Sejak pertama kali aku melihatnya, aku tidak pernah menyangka bahawa seseorang yang begitu asing akan menjadi seseorang yang paling berarti dalam hidupku.
Namaku Adrian.
Aku bukan seseorang yang percaya pada cinta pandangan pertama. Bagiku, cinta hanyalah cerita indah yang sering diceritakan orang, tetapi sulit untuk benar-benar terjadi.
Sampai aku bertemu dengan Luna.
Luna adalah gadis yang sederhana.
Dia tidak pernah berusaha menjadi pusat perhatian. Dia tidak memakai senyuman palsu untuk disukai orang lain.
Justru kerana itulah aku tertarik kepadanya.
Ada ketenangan dalam dirinya yang tidak aku temukan pada orang lain.
Suatu hari, ketika hujan turun dengan deras, aku melihatnya berdiri sendirian di depan halte.

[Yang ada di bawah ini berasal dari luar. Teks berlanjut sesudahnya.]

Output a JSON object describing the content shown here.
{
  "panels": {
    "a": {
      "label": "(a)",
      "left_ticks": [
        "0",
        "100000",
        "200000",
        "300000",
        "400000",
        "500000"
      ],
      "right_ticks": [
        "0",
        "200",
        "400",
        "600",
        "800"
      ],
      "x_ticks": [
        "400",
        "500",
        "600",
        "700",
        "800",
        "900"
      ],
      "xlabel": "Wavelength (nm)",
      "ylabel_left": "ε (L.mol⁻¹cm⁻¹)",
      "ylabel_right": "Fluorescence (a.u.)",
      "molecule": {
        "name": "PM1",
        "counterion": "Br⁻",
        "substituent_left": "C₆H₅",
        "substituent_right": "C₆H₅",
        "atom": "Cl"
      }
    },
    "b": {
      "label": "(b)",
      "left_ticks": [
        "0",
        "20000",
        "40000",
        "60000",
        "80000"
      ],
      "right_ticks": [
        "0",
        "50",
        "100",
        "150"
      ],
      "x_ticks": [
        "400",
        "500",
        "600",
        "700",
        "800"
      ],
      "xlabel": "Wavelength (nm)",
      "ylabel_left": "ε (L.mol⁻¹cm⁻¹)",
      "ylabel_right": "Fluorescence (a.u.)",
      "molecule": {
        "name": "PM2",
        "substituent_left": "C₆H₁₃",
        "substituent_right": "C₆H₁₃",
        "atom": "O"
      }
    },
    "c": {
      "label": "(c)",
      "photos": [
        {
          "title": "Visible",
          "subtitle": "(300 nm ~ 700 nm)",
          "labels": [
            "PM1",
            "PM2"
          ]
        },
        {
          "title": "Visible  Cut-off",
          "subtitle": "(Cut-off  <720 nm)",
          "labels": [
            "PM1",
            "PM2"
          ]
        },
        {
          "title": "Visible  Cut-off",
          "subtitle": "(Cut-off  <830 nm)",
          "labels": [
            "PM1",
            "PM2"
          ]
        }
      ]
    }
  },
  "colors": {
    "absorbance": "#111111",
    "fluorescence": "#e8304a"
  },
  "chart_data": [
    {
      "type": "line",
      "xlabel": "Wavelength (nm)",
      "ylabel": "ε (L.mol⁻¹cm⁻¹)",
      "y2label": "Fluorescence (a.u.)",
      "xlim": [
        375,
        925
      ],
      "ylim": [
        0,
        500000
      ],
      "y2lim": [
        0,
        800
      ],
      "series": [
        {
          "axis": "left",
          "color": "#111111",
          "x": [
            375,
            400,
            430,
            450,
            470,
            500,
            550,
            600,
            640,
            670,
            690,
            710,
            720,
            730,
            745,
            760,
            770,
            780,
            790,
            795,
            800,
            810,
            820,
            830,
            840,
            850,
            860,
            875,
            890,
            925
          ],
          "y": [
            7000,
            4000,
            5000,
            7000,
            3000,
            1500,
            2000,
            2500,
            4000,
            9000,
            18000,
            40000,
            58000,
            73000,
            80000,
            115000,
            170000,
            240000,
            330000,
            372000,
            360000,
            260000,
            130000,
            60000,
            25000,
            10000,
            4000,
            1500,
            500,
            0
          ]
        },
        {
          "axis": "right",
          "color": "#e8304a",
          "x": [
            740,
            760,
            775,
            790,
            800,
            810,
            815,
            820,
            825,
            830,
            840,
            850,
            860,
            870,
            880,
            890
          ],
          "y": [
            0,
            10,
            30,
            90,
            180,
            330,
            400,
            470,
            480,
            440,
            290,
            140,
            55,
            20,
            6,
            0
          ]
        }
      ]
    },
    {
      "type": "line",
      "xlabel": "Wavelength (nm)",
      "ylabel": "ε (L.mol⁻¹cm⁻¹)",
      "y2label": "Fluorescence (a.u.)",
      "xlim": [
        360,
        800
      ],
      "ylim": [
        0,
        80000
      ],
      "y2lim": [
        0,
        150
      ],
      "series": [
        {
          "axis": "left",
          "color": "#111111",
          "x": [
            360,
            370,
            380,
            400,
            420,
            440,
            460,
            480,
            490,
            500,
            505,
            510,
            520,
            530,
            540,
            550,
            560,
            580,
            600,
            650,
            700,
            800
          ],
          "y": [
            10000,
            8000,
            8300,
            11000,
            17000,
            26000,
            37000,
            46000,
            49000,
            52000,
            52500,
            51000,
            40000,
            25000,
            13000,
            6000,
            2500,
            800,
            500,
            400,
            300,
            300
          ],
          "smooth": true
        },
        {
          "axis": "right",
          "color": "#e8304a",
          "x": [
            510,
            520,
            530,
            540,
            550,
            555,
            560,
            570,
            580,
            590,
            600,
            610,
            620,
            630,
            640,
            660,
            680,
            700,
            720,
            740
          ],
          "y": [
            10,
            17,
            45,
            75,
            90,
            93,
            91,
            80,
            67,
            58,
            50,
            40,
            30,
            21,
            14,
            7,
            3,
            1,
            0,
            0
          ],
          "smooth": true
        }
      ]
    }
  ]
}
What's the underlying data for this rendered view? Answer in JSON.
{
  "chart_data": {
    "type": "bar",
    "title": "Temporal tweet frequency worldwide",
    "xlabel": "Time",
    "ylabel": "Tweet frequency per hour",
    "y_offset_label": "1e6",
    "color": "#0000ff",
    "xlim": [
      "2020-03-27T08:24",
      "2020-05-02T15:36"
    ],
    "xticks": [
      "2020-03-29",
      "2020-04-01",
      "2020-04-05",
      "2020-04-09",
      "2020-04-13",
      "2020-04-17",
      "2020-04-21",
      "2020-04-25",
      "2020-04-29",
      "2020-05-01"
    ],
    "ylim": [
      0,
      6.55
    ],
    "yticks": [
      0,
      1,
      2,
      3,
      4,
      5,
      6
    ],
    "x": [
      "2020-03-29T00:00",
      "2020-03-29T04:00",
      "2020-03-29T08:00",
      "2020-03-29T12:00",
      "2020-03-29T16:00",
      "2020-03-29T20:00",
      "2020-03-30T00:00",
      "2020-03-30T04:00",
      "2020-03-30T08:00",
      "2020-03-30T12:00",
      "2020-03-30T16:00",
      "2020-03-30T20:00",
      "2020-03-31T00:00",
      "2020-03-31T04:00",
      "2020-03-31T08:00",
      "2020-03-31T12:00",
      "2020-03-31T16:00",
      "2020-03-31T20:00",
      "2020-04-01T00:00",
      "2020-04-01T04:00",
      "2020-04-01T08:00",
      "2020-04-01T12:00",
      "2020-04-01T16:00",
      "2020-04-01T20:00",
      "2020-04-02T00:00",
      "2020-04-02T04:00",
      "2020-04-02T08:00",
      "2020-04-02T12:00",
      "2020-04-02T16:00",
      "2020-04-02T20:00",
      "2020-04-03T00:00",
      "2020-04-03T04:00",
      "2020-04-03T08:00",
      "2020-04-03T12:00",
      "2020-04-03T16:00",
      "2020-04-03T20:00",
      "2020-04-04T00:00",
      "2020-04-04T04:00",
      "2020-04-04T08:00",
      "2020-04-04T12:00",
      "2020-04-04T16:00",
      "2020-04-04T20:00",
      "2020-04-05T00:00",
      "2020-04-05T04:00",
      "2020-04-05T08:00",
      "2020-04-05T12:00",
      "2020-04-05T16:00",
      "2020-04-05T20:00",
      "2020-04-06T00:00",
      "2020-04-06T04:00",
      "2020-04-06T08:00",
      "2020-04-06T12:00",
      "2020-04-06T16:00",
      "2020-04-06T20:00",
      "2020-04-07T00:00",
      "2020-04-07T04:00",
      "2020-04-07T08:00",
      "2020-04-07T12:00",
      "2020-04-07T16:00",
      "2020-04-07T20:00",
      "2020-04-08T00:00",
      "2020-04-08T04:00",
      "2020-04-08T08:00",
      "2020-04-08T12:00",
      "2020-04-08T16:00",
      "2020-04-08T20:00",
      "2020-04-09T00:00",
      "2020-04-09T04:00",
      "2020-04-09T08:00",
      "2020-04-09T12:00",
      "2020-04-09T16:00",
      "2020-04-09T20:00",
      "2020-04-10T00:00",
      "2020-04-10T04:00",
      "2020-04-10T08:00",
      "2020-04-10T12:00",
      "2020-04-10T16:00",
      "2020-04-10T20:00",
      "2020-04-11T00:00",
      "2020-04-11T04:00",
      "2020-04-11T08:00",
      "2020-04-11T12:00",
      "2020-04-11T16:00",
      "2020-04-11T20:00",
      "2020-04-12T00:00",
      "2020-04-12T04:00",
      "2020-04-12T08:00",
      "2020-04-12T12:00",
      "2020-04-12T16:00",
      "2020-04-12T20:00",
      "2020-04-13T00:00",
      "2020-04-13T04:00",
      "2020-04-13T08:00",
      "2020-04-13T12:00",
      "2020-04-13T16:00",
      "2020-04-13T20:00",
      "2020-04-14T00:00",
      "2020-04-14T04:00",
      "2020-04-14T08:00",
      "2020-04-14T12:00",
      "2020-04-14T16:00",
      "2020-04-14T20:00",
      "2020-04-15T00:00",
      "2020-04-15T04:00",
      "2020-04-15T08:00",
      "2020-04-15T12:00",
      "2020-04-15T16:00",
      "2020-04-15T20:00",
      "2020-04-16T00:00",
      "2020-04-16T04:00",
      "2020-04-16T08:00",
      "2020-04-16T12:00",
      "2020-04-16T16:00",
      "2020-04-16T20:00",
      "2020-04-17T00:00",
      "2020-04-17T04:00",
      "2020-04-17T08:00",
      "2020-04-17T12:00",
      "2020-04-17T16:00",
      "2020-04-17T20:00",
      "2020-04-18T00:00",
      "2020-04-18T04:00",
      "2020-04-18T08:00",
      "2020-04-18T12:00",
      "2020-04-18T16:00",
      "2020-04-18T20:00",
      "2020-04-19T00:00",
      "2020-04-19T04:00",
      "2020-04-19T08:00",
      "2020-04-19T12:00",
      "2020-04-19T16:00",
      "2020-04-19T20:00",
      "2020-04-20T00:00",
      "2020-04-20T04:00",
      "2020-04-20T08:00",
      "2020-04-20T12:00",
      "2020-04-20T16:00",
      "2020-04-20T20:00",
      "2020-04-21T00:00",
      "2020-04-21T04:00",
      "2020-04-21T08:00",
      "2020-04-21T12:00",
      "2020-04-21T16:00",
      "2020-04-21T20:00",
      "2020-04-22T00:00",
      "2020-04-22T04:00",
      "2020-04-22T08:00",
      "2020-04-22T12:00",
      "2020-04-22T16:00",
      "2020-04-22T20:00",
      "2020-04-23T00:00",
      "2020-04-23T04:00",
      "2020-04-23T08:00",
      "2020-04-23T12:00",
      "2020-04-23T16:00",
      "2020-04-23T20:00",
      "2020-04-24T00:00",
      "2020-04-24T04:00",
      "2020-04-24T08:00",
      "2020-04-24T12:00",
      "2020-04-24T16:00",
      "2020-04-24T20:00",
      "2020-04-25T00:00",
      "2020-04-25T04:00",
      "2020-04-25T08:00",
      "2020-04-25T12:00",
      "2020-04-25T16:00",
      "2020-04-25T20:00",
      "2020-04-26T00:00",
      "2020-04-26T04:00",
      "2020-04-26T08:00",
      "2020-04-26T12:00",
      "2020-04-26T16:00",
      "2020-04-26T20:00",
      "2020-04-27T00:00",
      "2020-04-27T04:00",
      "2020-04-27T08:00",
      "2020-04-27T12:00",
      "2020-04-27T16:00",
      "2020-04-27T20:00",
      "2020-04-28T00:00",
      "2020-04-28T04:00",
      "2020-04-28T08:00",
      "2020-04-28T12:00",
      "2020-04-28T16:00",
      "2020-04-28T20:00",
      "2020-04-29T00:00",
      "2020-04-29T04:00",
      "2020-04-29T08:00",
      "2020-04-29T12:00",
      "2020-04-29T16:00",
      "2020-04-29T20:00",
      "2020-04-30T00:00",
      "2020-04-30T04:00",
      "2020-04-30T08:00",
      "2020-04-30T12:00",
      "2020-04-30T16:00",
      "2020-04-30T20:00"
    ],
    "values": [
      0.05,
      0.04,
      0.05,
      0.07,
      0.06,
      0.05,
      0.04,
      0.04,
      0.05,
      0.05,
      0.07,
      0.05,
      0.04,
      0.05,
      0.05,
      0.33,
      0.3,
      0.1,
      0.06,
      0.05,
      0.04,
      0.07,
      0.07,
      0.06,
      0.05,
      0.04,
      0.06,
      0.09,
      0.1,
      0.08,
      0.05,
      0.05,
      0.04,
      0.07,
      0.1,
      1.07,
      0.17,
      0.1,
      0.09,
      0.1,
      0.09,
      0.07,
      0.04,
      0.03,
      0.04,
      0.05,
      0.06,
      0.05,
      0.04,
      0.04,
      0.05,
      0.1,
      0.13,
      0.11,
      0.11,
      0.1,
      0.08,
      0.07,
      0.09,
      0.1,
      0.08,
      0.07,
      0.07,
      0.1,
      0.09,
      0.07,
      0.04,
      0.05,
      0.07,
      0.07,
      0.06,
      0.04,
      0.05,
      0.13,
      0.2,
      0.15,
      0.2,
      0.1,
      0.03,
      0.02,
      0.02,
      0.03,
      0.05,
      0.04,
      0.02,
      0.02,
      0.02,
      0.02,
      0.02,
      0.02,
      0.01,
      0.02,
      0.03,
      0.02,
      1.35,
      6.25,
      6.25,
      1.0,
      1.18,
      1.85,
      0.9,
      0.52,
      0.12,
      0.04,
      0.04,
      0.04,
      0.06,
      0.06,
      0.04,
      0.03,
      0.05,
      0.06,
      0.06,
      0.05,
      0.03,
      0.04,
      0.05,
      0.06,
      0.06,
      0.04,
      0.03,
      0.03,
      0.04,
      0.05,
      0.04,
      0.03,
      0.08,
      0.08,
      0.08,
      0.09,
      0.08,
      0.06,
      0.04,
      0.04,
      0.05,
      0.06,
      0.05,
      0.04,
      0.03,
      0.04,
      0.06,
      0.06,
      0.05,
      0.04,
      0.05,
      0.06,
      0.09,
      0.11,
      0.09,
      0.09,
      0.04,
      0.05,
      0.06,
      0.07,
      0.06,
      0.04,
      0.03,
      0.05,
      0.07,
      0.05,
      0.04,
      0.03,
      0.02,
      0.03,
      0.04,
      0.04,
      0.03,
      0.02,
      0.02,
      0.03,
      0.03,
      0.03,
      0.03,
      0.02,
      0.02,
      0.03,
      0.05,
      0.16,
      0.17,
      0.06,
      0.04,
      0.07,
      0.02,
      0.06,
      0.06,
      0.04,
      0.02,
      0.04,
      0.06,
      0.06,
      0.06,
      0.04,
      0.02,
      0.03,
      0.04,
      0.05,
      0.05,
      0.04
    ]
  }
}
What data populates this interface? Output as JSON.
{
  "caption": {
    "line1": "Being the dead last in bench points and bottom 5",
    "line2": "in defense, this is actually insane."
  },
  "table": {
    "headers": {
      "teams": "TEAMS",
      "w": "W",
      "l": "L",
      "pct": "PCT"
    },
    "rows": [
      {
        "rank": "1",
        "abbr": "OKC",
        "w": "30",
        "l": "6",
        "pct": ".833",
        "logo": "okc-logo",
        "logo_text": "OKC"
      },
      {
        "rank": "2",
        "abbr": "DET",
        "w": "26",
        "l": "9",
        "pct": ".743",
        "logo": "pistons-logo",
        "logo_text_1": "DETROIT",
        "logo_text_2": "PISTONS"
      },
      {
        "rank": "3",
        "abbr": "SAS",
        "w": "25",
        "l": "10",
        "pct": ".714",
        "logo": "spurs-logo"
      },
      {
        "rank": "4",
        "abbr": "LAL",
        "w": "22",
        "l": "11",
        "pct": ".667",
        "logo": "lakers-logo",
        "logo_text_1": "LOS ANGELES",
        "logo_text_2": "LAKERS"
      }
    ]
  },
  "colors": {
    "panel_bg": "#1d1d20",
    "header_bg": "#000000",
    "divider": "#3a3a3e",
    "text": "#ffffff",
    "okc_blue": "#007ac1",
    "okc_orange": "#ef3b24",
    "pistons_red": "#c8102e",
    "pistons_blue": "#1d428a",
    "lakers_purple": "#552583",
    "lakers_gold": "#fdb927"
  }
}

"Kamu tidak membawa payung?"
Dia menoleh dan tersenyum kecil.
"Tidak. Aku kira hujan akan berhenti sebelum aku pulang."
Aku tertawa pelan.
"Kalau begitu, sepertinya hujan ingin membuatmu menunggu lebih lama."
Sejak hari itu, kami mulai sering berbicara.
Awalnya kami hanya dua orang asing yang kebetulan bertemu.
Namun perlahan, dia menjadi seseorang yang selalu aku cari.
Pesan darinya menjadi hal pertama yang ingin aku lihat setiap pagi.
Suaranya menjadi hal yang ingin aku dengar ketika hariku terasa berat.
Dan tanpa aku sadari...
Aku telah jatuh cinta.
"Apa kamu percaya bahawa dua orang boleh bertemu kerana takdir?"
Luna bertanya suatu malam.
Aku menatapnya sambil tersenyum.
"Dulu tidak."
"Lalu sekarang?"
"Sekarang aku percaya. Kerana kalau bukan takdir, bagaimana mungkin aku bisa bertemu denganmu?"
Luna tertawa kecil.
Tetapi aku tahu...
Di balik senyumannya, dia juga merasakan hal yang sama.
---
Namun cinta tidak selalu berjalan dengan mudah.
Ada ketakutan.
Ada keraguan.
Ada masa ketika kami hampir menyerah.
Tetapi setiap kali kami ingin pergi, kami selalu mengingat alasan kenapa kami bertahan.
Kerana cinta bukan tentang menemukan seseorang yang sempurna.
Cinta adalah tentang menemukan seseorang yang membuat kita ingin menjadi lebih baik.
Bertahun-tahun kemudian, aku masih mengingat hari pertama aku bertemu Luna.
Hari ketika hujan turun.
Hari ketika seorang gadis sederhana membuat hatiku berubah.
Dan sampai sekarang aku masih percaya...
Beberapa orang datang ke dalam hidup kita bukan untuk sementara.
Mereka datang untuk menjadi rumah yang selama ini kita cari.